An Article This Old Engineer Would Love
I saw a great article today, an interview with Drop.io's founder Sam Lessin and NYTech Meetup's Nate Westheimer.
The gist? Non-technical founders will always make "subpar products that fail slowly." The main thrust of the argument is that non-technical founders have vision, and in translating that vision to the implementors, well, something gets "lost in translation."
I am an engineer at heart. I consult nowadays, most of the time on technology and business operations, oftentimes also on product strategy. I have an MBA from Duke University's Fuqua School of Business, and am highly conversant in product strategy, But at heart I am engineer. Nothing makes me as happy as building something that works. So, I still build with Lego; I learn whatever the latest infrastructure and software platforms are out there; I contribute to the open-source community whenever I can (https://github.com/deitch for the curious).

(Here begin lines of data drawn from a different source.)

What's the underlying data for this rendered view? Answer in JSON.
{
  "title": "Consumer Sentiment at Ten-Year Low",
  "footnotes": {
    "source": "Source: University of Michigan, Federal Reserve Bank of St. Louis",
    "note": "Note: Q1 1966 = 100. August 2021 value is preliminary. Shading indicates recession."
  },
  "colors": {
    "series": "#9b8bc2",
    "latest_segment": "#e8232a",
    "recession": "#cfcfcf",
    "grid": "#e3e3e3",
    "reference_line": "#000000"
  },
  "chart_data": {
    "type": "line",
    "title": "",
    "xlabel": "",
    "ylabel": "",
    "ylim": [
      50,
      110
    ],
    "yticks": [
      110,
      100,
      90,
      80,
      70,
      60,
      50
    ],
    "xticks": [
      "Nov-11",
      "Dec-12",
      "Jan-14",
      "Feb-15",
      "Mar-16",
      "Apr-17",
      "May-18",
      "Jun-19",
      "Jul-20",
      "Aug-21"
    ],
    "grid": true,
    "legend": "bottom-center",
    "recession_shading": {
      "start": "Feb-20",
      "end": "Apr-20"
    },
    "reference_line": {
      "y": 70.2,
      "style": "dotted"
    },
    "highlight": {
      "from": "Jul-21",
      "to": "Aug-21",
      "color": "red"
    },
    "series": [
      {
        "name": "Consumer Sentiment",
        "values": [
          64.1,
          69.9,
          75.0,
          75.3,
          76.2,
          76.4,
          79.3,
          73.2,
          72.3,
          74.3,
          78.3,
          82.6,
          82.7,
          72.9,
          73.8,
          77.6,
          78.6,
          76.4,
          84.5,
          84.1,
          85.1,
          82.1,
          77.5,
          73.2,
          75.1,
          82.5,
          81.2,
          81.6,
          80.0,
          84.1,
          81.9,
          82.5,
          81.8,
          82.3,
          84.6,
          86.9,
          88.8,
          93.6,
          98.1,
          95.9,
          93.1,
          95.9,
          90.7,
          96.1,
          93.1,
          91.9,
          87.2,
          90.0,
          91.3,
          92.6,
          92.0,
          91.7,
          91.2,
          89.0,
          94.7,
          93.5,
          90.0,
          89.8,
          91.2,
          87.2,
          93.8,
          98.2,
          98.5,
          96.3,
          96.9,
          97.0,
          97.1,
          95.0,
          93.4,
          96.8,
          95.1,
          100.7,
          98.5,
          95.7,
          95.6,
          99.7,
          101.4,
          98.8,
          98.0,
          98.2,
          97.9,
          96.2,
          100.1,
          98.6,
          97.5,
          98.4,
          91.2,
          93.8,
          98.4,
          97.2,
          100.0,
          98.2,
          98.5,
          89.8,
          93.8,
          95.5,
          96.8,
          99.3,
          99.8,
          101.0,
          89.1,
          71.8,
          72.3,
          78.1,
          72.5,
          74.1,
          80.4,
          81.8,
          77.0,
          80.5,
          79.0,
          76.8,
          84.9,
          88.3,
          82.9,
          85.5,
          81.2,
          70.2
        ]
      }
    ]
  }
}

Not surprisingly, this engineer has a bias towards an article that says that techies are better at the startup business. But I think Alyson Shontell has a point here, beyond the "lost in translation" problem.
Techies, engineers in general, are people of building new products. They love it, live it, breathe it. And they don't stop with software or hardware. They want to reengineer everything to be newer and better. Technical people have a great weakness, their blind spot as to how real people will use (or not use) and pay for (or not pay for) their products. But they will always envision new products and services, and ways the world could just be a better place.
Conversely, when I meet a startup founded by marketers or salespeople who have no technology experience, I can almost put the words in their mouths. I *know* they will soon say, "we can just hire the technical talent." I run far away from those, as fast as I can... and I run regularly.
Every one of the great companies, almost without exception (Jeff Bezos is raised in the comments, but I don't know if he knew how to code in his DE Shaw days), was founded by a technologist: Bill Gates of Microsoft; Jobs (yes, he even built circuit boards) & Wozniak of Apple; Page and Brin of Google; the list goes on.
I admit my bias, but that doesn't change the reality. If you want success, make sure technologists are founders, or at the very least equal co-founders.